表1に示すように、基材和紙の表面に、本発明で規定する含有比率でフッ素樹脂とアクリル系樹脂とを含むコーティング層が積層された実施例1〜4のコーティング和紙は、撥水性、撥油性及び耐摩耗性の全てが「○」の評価となり、これら各特性に優れていることが確認できた。ここで、図5の写真中に示すように、実施例1〜3のコーティング和紙は、上記条件によって表面を擦った後も、コーティング和紙の表面に摩耗(削れ)が生じなかったことがわかる。
比較例1は、基材和紙の表面にコーティング層が形成されておらず、基材和紙単体の構成であることから、撥水性の評価が「△」と低く、また、撥油性及び耐摩耗性の評価が「×」と非常に低い評価結果となった。ここで、図5の写真中に示すように、比較例1においては、和紙(基材和紙)に大きな孔が開いているのがわかる。
比較例2は、コーティング層に含まれるアクリル系樹脂の、フッ素樹脂に対する含有比率が低すぎるため、耐摩耗性の評価が「×」で、非常に低い評価結果となった。図5の写真中に示すように、比較例2においては、コーティング和紙の略中央付近に大きな摩耗痕が生じていることがわかる。
比較例3は、コーティング層に含まれるアクリル系樹脂の、フッ素樹脂に対する含有比率が高すぎるため、図5の写真中に示すように、表面に摩耗は生じなかったものの、撥水性及び撥油性の評価が「△」と、本発明の規定を満たす実施例1〜4に比べて低い評価となった。
比較例4も、比較例3と同様、コーティング層に含まれるアクリル系樹脂の、フッ素樹脂に対する含有比率が高すぎるため、撥水性及び撥油性の評価が「△」と、本発明の規定を満たす実施例1〜4に比べて低い評価となった。
1a…表面(コーティング和紙)
2…基材和紙
2a…表面(基材和紙)
3…コーティング層
10…化粧板
11…基板
11a…表面(基板)
Claims (5)
- 基材和紙の表面に、フッ素樹脂100質量部に対してアクリル系樹脂を50〜550質量部で含むコーティング層が積層されているとともに、前記コーティング層がコーティング和紙の表面とされており、
前記基材和紙は、目付量が50g/m 2 〜100g/m 2 であることを特徴とする、防汚性及び耐摩耗性を有するコーティング和紙。 - 前記コーティング層は、前記フッ素樹脂として、ポリテトラフルオロエチレン(PTFE)、ポリクロロトリフルオロエチレン(PCTFE)、ポリフッ化ビニリデン(PVDF)、及びポリフッ化ビニル(PVF)の内の少なくとも何れかを含むことを特徴とする請求項1に記載の防汚性及び耐摩耗性を有するコーティング和紙。

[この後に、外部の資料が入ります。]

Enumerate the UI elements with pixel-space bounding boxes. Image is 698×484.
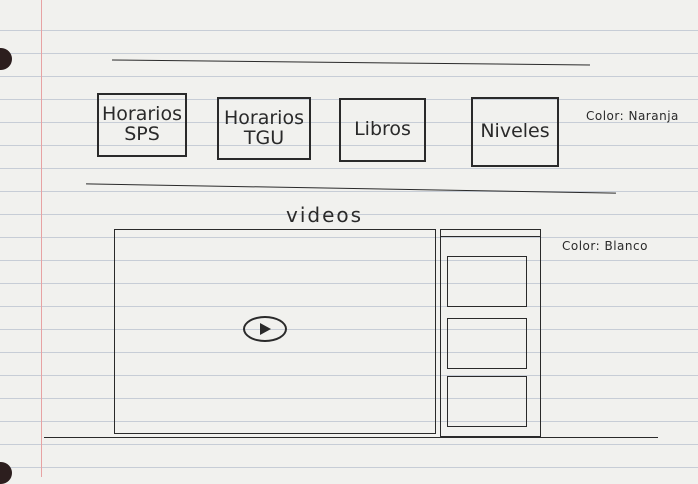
nav-item-horarios-tgu[interactable]: Horarios TGU	[217, 97, 311, 160]
nav-item-horarios-sps[interactable]: Horarios SPS	[97, 93, 187, 157]
header-top-rule	[112, 59, 590, 66]
footer-rule	[44, 437, 658, 438]
video-player[interactable]	[114, 229, 436, 434]
videos-color-note: Color: Blanco	[562, 239, 648, 253]
play-button[interactable]	[243, 316, 287, 342]
nav-item-label: Libros	[354, 118, 411, 141]
playlist-thumbnail-1[interactable]	[447, 256, 527, 307]
playlist-thumbnail-2[interactable]	[447, 318, 527, 369]
nav-item-niveles[interactable]: Niveles	[471, 97, 559, 167]
playlist-thumbnail-3[interactable]	[447, 376, 527, 427]
paper-margin-line	[41, 0, 42, 477]
videos-title: videos	[286, 203, 364, 227]
nav-color-note: Color: Naranja	[586, 109, 679, 123]
binder-hole-bottom	[0, 462, 12, 484]
play-icon	[259, 323, 271, 335]
header-bottom-rule	[86, 183, 616, 194]
nav-item-libros[interactable]: Libros	[339, 98, 426, 162]
nav-item-label: Horarios TGU	[224, 106, 304, 149]
nav-item-label: Horarios SPS	[102, 103, 182, 145]
playlist-header-line	[441, 236, 540, 237]
binder-hole-top	[0, 48, 12, 70]
nav-item-label: Niveles	[480, 120, 550, 143]
video-playlist	[440, 229, 541, 437]
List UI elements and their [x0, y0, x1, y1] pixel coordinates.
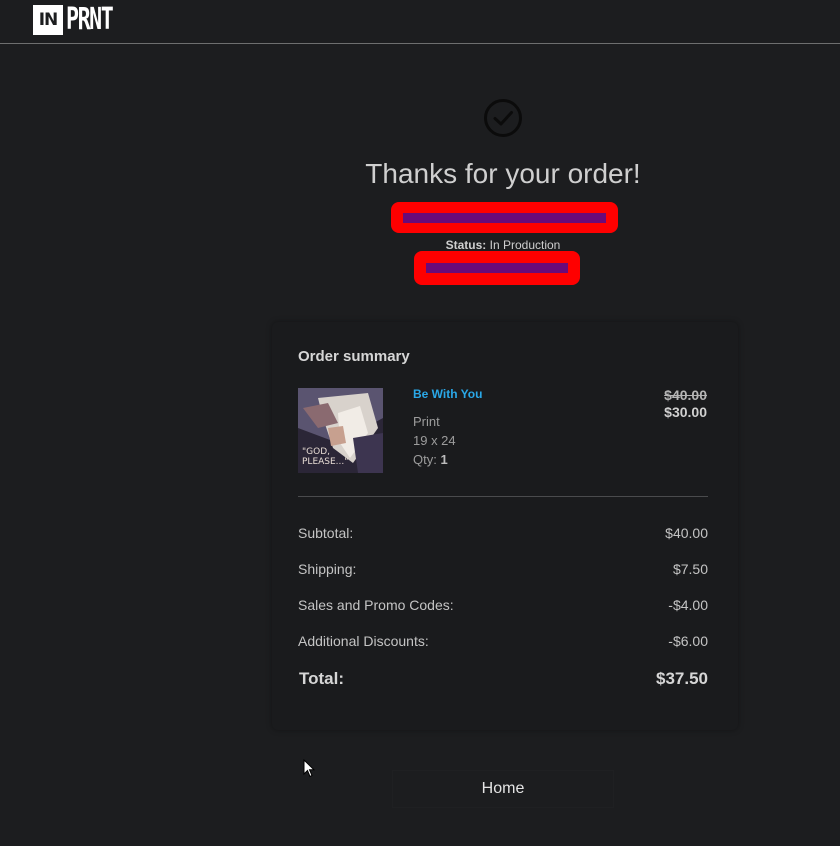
order-summary-card: Order summary "GOD, PLEASE..." Be With Y… [272, 322, 738, 730]
additional-discounts-label: Additional Discounts: [298, 633, 429, 649]
status-value: In Production [489, 238, 561, 252]
shipping-label: Shipping: [298, 561, 357, 577]
original-price: $40.00 [664, 387, 707, 403]
home-button[interactable]: Home [392, 770, 614, 808]
logo-text: PRNT [66, 2, 114, 37]
redacted-order-number [391, 202, 618, 233]
product-thumbnail[interactable]: "GOD, PLEASE..." [298, 388, 383, 473]
total-value: $37.50 [656, 669, 708, 688]
artwork-image: "GOD, PLEASE..." [298, 388, 383, 473]
summary-divider [298, 496, 708, 497]
qty-label: Qty: [413, 452, 437, 467]
svg-text:"GOD,: "GOD, [302, 447, 330, 457]
qty-value: 1 [440, 452, 448, 467]
logo-box: IN [33, 5, 63, 35]
total-label: Total: [299, 669, 345, 688]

- 前記コーティング層は、前記アクリル系樹脂として、ポリメタクリル酸メチル樹脂、ポリアクリル酸メチル樹脂、アクリル酸アルキルエステル共重合体、及びメタクリル酸アルキルエステル共重合体の内の少なくとも何れかを含むことを特徴とする請求項1又は請求項2に記載の防汚性及び耐摩耗性を有するコーティング和紙。
- 固形分比で、フッ素樹脂100質量部に対して、アクリル系樹脂エマルジョンを50〜550質量部で添加することで、コーティング処理剤を調製する調製工程と、
目付量が50g/m 2 〜100g/m 2 である基材和紙の表面に向けて前記コーティング処理剤を噴霧して塗布する塗布工程と、
前記コーティング処理剤を乾燥させることにより、前記基材和紙の表面に、コーティング和紙の表面となるコーティング層を形成する乾燥工程と、
を備えることを特徴とする、防汚性及び耐摩耗性を有するコーティング和紙の製造方法。 - 請求項1〜請求項3の何れか一項に記載のコーティング和紙が、基板の何れか一方の表面に備えられていることを特徴とする、防汚性及び耐摩耗性を有する化粧板。